Members can be removed from the company by the votes of the other members. A member may lose his membership for any of the following reasons: Filing a personal bankruptcy Death Declaration of mental incompetence

Consequences of Member Withdrawal When a member withdraws from a limited liability company, he or she is entitled to a return of their original contribution. Contribution consists of the monetary investment that the member made in the business. Contribution can also come in the form of services provided, property transferred, or anything else of value.

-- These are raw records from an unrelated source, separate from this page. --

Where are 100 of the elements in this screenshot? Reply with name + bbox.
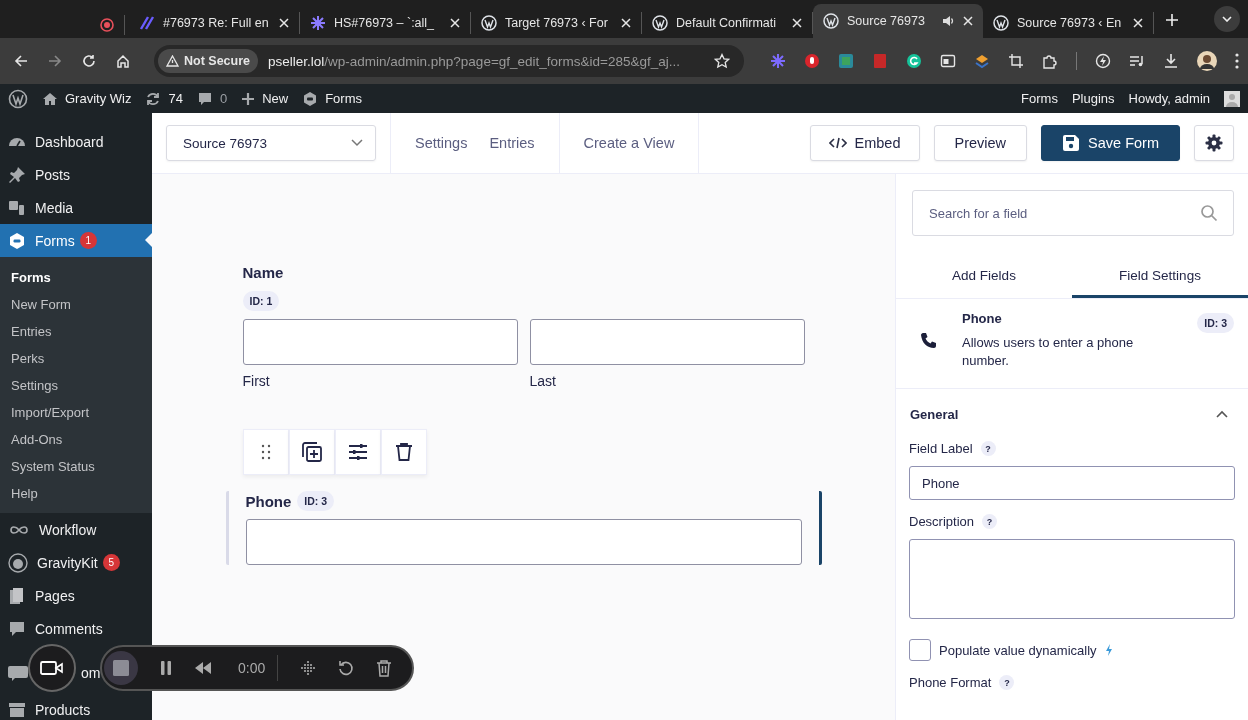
input-field[interactable]: Phone (909, 466, 1235, 500)
sidebar-item[interactable]: Comments (0, 612, 152, 645)
address-bar[interactable]: Not Secure pseller.lol/wp-admin/admin.php?page=gf_edit_forms&id=285&gf_aj... (154, 45, 744, 77)
panel-tab[interactable]: Add Fields (896, 258, 1072, 298)
sidebar-item[interactable]: Media (0, 191, 152, 224)
sidebar-item[interactable]: Products (0, 693, 152, 720)
sidebar-item[interactable]: Posts (0, 158, 152, 191)
header-link[interactable]: Create a View (583, 135, 675, 151)
input-field[interactable] (245, 519, 802, 565)
help-icon[interactable]: ? (982, 514, 998, 529)
admin-bar-item[interactable]: Forms (302, 90, 362, 107)
close-icon[interactable] (621, 18, 631, 28)
avatar-icon[interactable] (1224, 90, 1240, 107)
browser-tab[interactable]: Source 76973 ‹ En (983, 12, 1154, 34)
back-icon[interactable] (14, 54, 28, 68)
admin-bar-link[interactable]: Howdy, admin (1128, 91, 1210, 106)
tab-search-button[interactable] (1214, 6, 1240, 32)
duplicate-icon[interactable] (288, 429, 335, 475)
submenu-item[interactable]: Forms (0, 264, 152, 291)
security-badge[interactable]: Not Secure (158, 49, 258, 73)
admin-bar-item[interactable]: New (241, 91, 289, 106)
avatar-icon[interactable] (1197, 51, 1217, 71)
window-icon[interactable] (940, 53, 956, 69)
admin-bar-item[interactable]: Gravity Wiz (42, 90, 132, 107)
browser-tab[interactable]: Target 76973 ‹ For (471, 12, 642, 34)
playlist-icon[interactable] (1129, 53, 1145, 69)
sidebar-label[interactable]: om (81, 665, 101, 681)
sliders-icon[interactable] (334, 429, 381, 475)
help-icon[interactable]: ? (999, 675, 1015, 690)
preview-button[interactable]: Preview (933, 125, 1028, 161)
new-tab-icon[interactable] (1166, 14, 1178, 26)
layers-icon[interactable] (974, 53, 990, 69)
setting-label: Description (909, 514, 975, 529)
form-field[interactable]: Name ID: 1 First Last (242, 264, 805, 389)
admin-bar-item[interactable]: 0 (196, 90, 228, 107)
close-icon[interactable] (792, 18, 802, 28)
submenu-item[interactable]: Import/Export (0, 399, 152, 426)
admin-bar-item[interactable]: 74 (145, 90, 183, 107)
download-icon[interactable] (1163, 53, 1179, 69)
rewind-icon[interactable] (194, 662, 212, 674)
checkbox[interactable] (909, 639, 931, 661)
search-field[interactable]: Search for a field (912, 190, 1234, 236)
browser-tab[interactable]: Source 76973 (813, 4, 983, 38)
stop-button[interactable] (104, 651, 138, 685)
submenu-item[interactable]: Perks (0, 345, 152, 372)
hand-icon[interactable] (804, 53, 820, 69)
browser-tab[interactable]: #76973 Re: Full en (129, 12, 300, 34)
submenu-item[interactable]: Settings (0, 372, 152, 399)
forward-icon[interactable] (48, 54, 62, 68)
phone-icon (920, 331, 938, 350)
star-icon[interactable] (714, 53, 730, 69)
submenu-item[interactable]: System Status (0, 453, 152, 480)
close-icon[interactable] (450, 18, 460, 28)
close-icon[interactable] (963, 16, 973, 26)
bolt-icon[interactable] (1095, 53, 1111, 69)
reload-icon[interactable] (82, 54, 96, 68)
header-link[interactable]: Entries (489, 135, 535, 151)
input-field[interactable] (242, 319, 518, 365)
browser-tab[interactable]: HS#76973 – `:all_ (300, 12, 471, 34)
panel-tab[interactable]: Field Settings (1072, 258, 1248, 298)
close-icon[interactable] (1133, 18, 1143, 28)
wordpress-icon[interactable] (8, 88, 28, 109)
tab-title: Source 76973 (847, 14, 926, 28)
section-header[interactable]: General (896, 389, 1248, 439)
submenu-item[interactable]: Entries (0, 318, 152, 345)
input-field[interactable] (529, 319, 805, 365)
embed-button[interactable]: Embed (809, 125, 920, 161)
submenu-item[interactable]: Help (0, 480, 152, 507)
sidebar-item[interactable]: Workflow (0, 513, 152, 546)
square-icon[interactable] (838, 53, 854, 69)
puzzle-icon[interactable] (1042, 53, 1058, 69)
grid-dots-icon[interactable] (300, 660, 317, 676)
admin-bar-link[interactable]: Forms (1021, 91, 1058, 106)
home-icon[interactable] (116, 54, 130, 68)
menu-icon[interactable] (1235, 53, 1239, 69)
archive-box-icon (8, 700, 26, 719)
restart-icon[interactable] (338, 660, 355, 676)
save-button[interactable]: Save Form (1041, 125, 1180, 161)
help-icon[interactable]: ? (980, 441, 996, 456)
wordpress-icon (823, 13, 839, 29)
grammar-icon[interactable] (906, 53, 922, 69)
trash-icon[interactable] (376, 659, 393, 677)
sidebar-item[interactable]: GravityKit 5 (0, 546, 152, 579)
form-select[interactable]: Source 76973 (166, 125, 376, 161)
drag-handle-icon[interactable] (242, 429, 289, 475)
settings-button[interactable] (1194, 125, 1234, 161)
crop-icon[interactable] (1008, 53, 1024, 69)
sidebar-item[interactable]: Pages (0, 579, 152, 612)
close-icon[interactable] (279, 18, 289, 28)
burst-icon[interactable] (770, 53, 786, 69)
pause-icon[interactable] (160, 661, 172, 675)
header-link[interactable]: Settings (415, 135, 468, 151)
sidebar-item[interactable]: Forms 1 (0, 224, 152, 257)
admin-bar-link[interactable]: Plugins (1071, 91, 1115, 106)
burst-icon (310, 15, 326, 31)
form-field[interactable]: Phone ID: 3 (225, 491, 822, 565)
submenu-item[interactable]: Add-Ons (0, 426, 152, 453)
text-area[interactable] (909, 539, 1235, 619)
sidebar-item[interactable]: Dashboard (0, 125, 152, 158)
submenu-item[interactable]: New Form (0, 291, 152, 318)
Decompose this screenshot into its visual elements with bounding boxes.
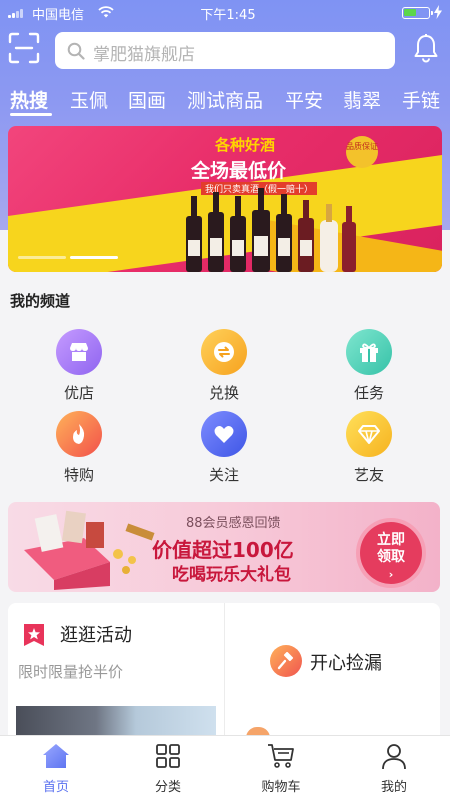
channel-label: 兑换 bbox=[208, 384, 239, 402]
bottom-tab-bar: 首页 分类 购物车 我的 bbox=[0, 735, 450, 800]
cta-arrow-icon: › bbox=[388, 568, 394, 581]
star-flag-icon bbox=[24, 624, 44, 646]
card-divider bbox=[224, 603, 225, 738]
exchange-icon bbox=[201, 329, 247, 375]
banner-line1: 各种好酒 bbox=[215, 136, 276, 154]
activity-subtitle: 限时限量抢半价 bbox=[18, 663, 124, 681]
member-promo-banner[interactable]: 88会员感恩回馈 价值超过100亿 吃喝玩乐大礼包 立即 领取 › bbox=[8, 502, 440, 592]
tab-profile[interactable]: 我的 bbox=[338, 736, 450, 800]
activity-cards: 逛逛活动 限时限量抢半价 开心捡漏 bbox=[8, 603, 440, 738]
hammer-icon bbox=[270, 645, 302, 677]
channel-art-friends[interactable]: 艺友 bbox=[324, 411, 414, 491]
battery-icon bbox=[402, 7, 433, 19]
gift-box-illustration bbox=[24, 510, 155, 590]
shop-icon bbox=[56, 329, 102, 375]
tab-jadeite[interactable]: 翡翠 bbox=[343, 86, 381, 113]
search-input[interactable]: 掌肥猫旗舰店 bbox=[55, 32, 395, 69]
category-tabs: 热搜 玉佩 国画 测试商品 平安 翡翠 手链 bbox=[0, 82, 450, 116]
carrier-label: 中国电信 bbox=[32, 8, 85, 23]
bargain-title[interactable]: 开心捡漏 bbox=[310, 649, 382, 675]
tab-cart[interactable]: 购物车 bbox=[225, 736, 337, 800]
promo-line2: 价值超过100亿 bbox=[152, 538, 294, 562]
tab-pingan[interactable]: 平安 bbox=[285, 86, 323, 113]
tab-label: 首页 bbox=[42, 780, 69, 795]
active-tab-indicator bbox=[10, 113, 52, 116]
tab-bracelet[interactable]: 手链 bbox=[402, 86, 440, 113]
cta-line1: 立即 bbox=[377, 532, 405, 548]
tab-home[interactable]: 首页 bbox=[0, 736, 112, 800]
activity-thumbnail[interactable] bbox=[16, 706, 216, 738]
channel-special-buy[interactable]: 特购 bbox=[34, 411, 124, 491]
promo-line3: 吃喝玩乐大礼包 bbox=[172, 565, 291, 585]
quality-badge: 品质保证 bbox=[346, 136, 378, 168]
user-icon bbox=[382, 744, 406, 770]
flame-icon bbox=[56, 411, 102, 457]
section-title-channels: 我的频道 bbox=[10, 292, 71, 310]
gift-icon bbox=[346, 329, 392, 375]
channel-tasks[interactable]: 任务 bbox=[324, 329, 414, 409]
tab-test-goods[interactable]: 测试商品 bbox=[187, 86, 263, 113]
channel-exchange[interactable]: 兑换 bbox=[179, 329, 269, 409]
wine-banner[interactable]: 各种好酒 全场最低价 我们只卖真酒（假一赔十） 品质保证 bbox=[8, 126, 442, 272]
tab-chinese-painting[interactable]: 国画 bbox=[128, 86, 166, 113]
wifi-icon bbox=[98, 6, 114, 18]
grid-icon bbox=[156, 744, 180, 768]
channel-shop[interactable]: 优店 bbox=[34, 329, 124, 409]
tab-label: 分类 bbox=[154, 780, 181, 795]
channel-follow[interactable]: 关注 bbox=[179, 411, 269, 491]
channel-label: 关注 bbox=[208, 466, 239, 484]
clock: 下午1:45 bbox=[200, 8, 256, 23]
tab-label: 我的 bbox=[380, 780, 407, 795]
wine-bottles-illustration bbox=[186, 188, 356, 272]
claim-now-button[interactable]: 立即 领取 › bbox=[360, 522, 422, 584]
activity-title[interactable]: 逛逛活动 bbox=[60, 621, 132, 647]
channel-label: 任务 bbox=[353, 384, 384, 402]
cart-icon bbox=[268, 744, 294, 768]
tab-label: 购物车 bbox=[261, 780, 301, 795]
channel-label: 艺友 bbox=[353, 466, 384, 484]
tab-jade-pendant[interactable]: 玉佩 bbox=[70, 86, 108, 113]
channel-label: 优店 bbox=[63, 384, 94, 402]
search-icon bbox=[67, 42, 85, 60]
bell-icon[interactable] bbox=[413, 33, 439, 63]
tab-hot-search[interactable]: 热搜 bbox=[10, 86, 48, 113]
heart-icon bbox=[201, 411, 247, 457]
diamond-icon bbox=[346, 411, 392, 457]
tab-category[interactable]: 分类 bbox=[112, 736, 224, 800]
banner-line2: 全场最低价 bbox=[191, 160, 287, 182]
charging-icon bbox=[434, 5, 442, 19]
promo-line1: 88会员感恩回馈 bbox=[186, 516, 281, 531]
banner-pagination bbox=[18, 256, 128, 260]
scan-icon[interactable] bbox=[8, 32, 40, 64]
signal-icon bbox=[8, 8, 26, 18]
channel-label: 特购 bbox=[63, 466, 94, 484]
search-placeholder: 掌肥猫旗舰店 bbox=[93, 45, 195, 65]
status-bar: 中国电信 下午1:45 bbox=[0, 0, 450, 26]
home-icon bbox=[43, 744, 69, 768]
cta-line2: 领取 bbox=[377, 549, 405, 565]
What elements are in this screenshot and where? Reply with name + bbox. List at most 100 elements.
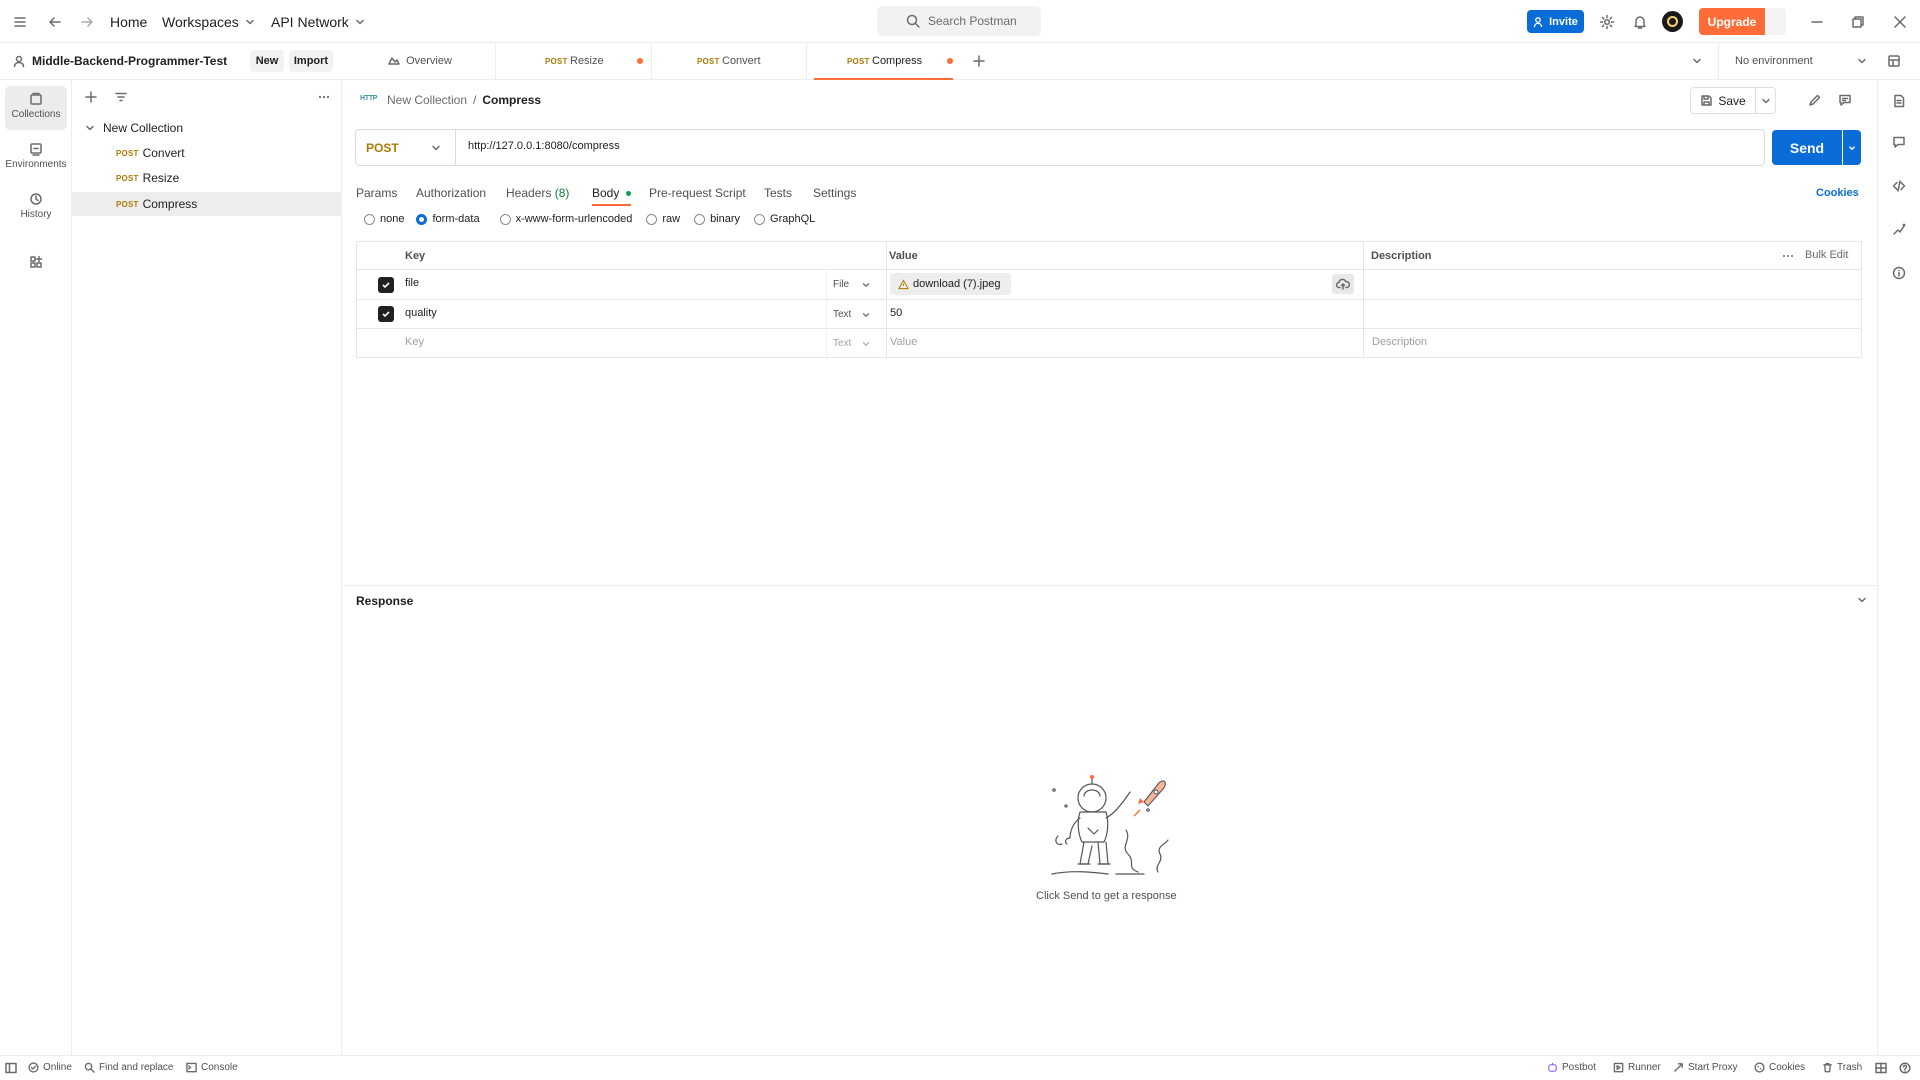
more-options-icon[interactable] [1781,250,1795,262]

Summary Limited liability companies offer several advantages over other types of business structures. In a limited liability company, there are no general partners. Instead, all members are protected by limited liability.

Summary Limited liability companies offer some of the same advantages as limited partnerships. For instance, business profits and losses are "passed through" on the individual owner’s income tax returns. This avoids the problem of double taxation, where the business and the individual owners must each file a separate income tax return.

Summary Limited liability companies are organized with managers and members. Managers run the day-to-day operation of the business, while members enjoy the profits from the business. In limited liability companies, managers may also be members. This means that all of the participants are protected by limited liability coverage.

Summary Limited liability companies are organized in operating agreements that set out the rights and responsibilities of all members. In order to be recognized as a limited liability company, the business must file appropriate documentation with the state. This documentation includes not only a notice that the business intends to operate as a limited liability company, but also articles of organization. These articles of organization are the bylaws for how the business will be run.

Summary Limited liability companies can terminate in several different ways. The operating agreement may set a specific date of termination of the business, or the company may terminate upon the death or bankruptcy of a member. Limited liability companies have great flexibility in their day-to-day operation, but they do have some limitations. For instance, the business must contain the words "limited liability company" or the abbreviation “LLC” in order to be considered a valid legal entity.